6-Year-Old Forced To Do the ‘Walk of Shame’ After Not Being Able to Pay for $2.25 Lunch

Bullying has become an enormous issue in schools, but a fresh problem now appears to be happening: lunch shaming?

Students are denied food or often served just a peanut butter and jelly sandwich if their parents have fallen back on their accounts, resulting in other students singling out and teasing these children. This was discovered the hard way last week by Indiana kindergartner Anya Howard.

A cafeteria worker, who said the girl didn’t have enough money in her account to purchase the $2.25 lunch, told the 6-year-old to return her hot food tray.

The worker then sent Anya and one more student to the back of the lunch line and told them to wait for a peanut butter and jelly sandwich instead.

“They were laughing at us,” Anya said of her classmates, who saw what had happened.

Anya said she did not know how to react to her laughing classmates, and now her grandpa is talking about the “lunch shaming” of his granddaughter. As a former teacher, he is asking the district administrators to review their policies on cafeteria food.

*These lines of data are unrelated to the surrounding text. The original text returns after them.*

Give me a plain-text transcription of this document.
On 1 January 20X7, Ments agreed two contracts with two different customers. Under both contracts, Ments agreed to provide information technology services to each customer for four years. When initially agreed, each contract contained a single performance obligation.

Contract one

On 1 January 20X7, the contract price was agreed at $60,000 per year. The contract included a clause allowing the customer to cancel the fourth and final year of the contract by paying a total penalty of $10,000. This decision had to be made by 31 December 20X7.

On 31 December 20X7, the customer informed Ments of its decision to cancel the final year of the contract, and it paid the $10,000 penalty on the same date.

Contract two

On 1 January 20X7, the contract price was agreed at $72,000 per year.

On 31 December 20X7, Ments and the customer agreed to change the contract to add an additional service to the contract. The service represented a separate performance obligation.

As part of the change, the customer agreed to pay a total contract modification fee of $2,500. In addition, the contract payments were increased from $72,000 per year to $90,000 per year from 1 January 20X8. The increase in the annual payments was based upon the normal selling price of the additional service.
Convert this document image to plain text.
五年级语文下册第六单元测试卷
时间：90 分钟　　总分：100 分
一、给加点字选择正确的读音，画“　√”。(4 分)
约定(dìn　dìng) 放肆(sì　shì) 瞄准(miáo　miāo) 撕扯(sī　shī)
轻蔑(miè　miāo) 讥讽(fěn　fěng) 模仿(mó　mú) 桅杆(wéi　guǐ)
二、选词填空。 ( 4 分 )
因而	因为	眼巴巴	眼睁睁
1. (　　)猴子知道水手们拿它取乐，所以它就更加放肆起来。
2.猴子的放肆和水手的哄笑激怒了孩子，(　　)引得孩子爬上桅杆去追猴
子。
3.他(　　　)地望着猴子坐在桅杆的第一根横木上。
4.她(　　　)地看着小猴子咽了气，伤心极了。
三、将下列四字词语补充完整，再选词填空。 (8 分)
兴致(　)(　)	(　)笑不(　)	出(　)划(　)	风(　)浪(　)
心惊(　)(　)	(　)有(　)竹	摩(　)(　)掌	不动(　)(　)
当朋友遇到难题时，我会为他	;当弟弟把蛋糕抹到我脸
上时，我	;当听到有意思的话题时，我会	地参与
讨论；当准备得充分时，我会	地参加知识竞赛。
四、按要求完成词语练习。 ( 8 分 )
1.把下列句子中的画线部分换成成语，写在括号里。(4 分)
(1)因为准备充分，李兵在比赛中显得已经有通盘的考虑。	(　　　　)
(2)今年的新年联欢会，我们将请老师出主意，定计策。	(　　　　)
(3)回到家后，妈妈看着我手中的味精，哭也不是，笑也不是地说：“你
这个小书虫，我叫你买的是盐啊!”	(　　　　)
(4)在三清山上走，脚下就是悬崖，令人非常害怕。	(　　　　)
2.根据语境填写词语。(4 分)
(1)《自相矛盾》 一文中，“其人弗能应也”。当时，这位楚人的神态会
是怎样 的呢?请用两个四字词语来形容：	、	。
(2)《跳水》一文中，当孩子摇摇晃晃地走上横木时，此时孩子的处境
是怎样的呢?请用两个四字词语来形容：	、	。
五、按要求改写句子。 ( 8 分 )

“When she was talking to me about it, she was more than ‘sad,'” Dwight Howard said. “I mean, that’s embarrassing for a little 6-year-old.”

Although the policy is to issue lunch account payment reminders dipping to $5, Howard, a former teacher, said the school had failed to notify the family that Anya’s account had fallen to just 10 cents.

“They waited until there was a dime left, denied her the opportunity to eat the lunch that she had [been served and tried to pay for] and then she had to go to the end of the line to wait for a PB&J,” he said.

A statement from a district official indicates that the incident that involved Anya being denied the hot lunch appears to follow the standard procedure.

“It is not an uncommon occurrence for multiple students to be served the alternate lunch on any given day,” Kent DeKoninck, Greenwood Community Schools superintendent, said in an email sent to News 8.

“Any time this happens, our staff looks to handle all of these as discreetly as possible. … We do allow elementary students to charge two hot meals before receiving the alternate meal,” he said.

But according to Howard, the situation with Anya was not handled with discretion. He described the “cafeteria walk of shame” as unnecessary and humiliating.